Die Mackenroth-These konnte bis heute nicht widerlegt werden, ist aber keineswegs unumstritten. Der Grundgedanke, dass sämtliche Sozialausgaben immer nur durch laufende Einnahmen, nie aber durch gesamtwirtschaftliche Rücklagen gedeckt werden können, hat jedoch enorme praktische Konsequenzen für die Abwicklung und Organisation der gesetzlichen Sozialversicherungssysteme, insbesondere für die gesetzliche Rentenversicherung. Wenn die These stimmt, dann ist es praktisch unmöglich, eine Kapitaldeckung in volkswirtschaftlichen Größenordnungen aufzubauen.

Diese Betrachtungsweise spielte in den 1950er Jahren eine wichtige Rolle in der Diskussion über eine große Sozialreform in der Bundesrepublik Deutschland.
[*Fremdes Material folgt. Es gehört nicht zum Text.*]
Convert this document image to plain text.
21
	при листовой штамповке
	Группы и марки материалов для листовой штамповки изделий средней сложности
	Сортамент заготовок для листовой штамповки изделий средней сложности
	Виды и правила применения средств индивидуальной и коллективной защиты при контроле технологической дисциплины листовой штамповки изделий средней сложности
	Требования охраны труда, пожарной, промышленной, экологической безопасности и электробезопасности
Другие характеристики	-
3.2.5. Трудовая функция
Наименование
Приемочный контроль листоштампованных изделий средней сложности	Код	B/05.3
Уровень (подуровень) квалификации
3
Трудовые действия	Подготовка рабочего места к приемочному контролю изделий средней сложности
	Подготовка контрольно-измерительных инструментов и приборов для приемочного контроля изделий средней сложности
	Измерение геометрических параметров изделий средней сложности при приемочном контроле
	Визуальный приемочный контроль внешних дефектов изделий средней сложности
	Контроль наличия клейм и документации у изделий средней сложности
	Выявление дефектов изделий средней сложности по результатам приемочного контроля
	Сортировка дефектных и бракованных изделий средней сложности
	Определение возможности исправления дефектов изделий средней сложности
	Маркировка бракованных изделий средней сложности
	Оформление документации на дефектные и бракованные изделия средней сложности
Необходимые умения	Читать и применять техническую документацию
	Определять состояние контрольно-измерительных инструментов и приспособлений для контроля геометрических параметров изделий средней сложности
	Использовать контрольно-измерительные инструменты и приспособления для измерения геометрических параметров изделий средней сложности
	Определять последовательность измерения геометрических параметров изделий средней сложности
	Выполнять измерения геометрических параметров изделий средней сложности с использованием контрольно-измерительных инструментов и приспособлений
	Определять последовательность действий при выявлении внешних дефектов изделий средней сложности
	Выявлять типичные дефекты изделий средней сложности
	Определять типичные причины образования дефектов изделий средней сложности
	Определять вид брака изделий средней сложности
Die damals bestehenden Rücklagen der kapitalgedeckten Rentenversicherung waren durch Inflation und Währungsreform größtenteils vernichtet worden. Zudem hatte man bis dato nie Rücklagen in ausreichender Höhe ansammeln können. Die Altersrenten wurden faktisch durch laufende Einnahmen und staatliche Zuschüsse finanziert. Vor diesem Hintergrund kam allmählich eine wissenschaftliche Diskussion in Gang, ob eine Kapitaldeckung überhaupt möglich und nötig sei. Die Frage wurde schließlich allgemein verneint. So sprach Wilfrid Schreiber, der "Vater der dynamischen Rente" von der "irrigen Zwangsvorstellung Deckungsreserven bilden zu müssen":

"(...) Das Renteneinkommen der Alten eines ganzen Volkes kann tatsächlich immer nur aus dem laufenden Sozialprodukt entnommen werden. Darin sind sich die Gelehrten aller Richtungen einig. Der Einzelne kann Vermögen anhäufen, um es im Alter zu verzehren - die Gesamtheit des Volkes kann es nicht."(S. 29)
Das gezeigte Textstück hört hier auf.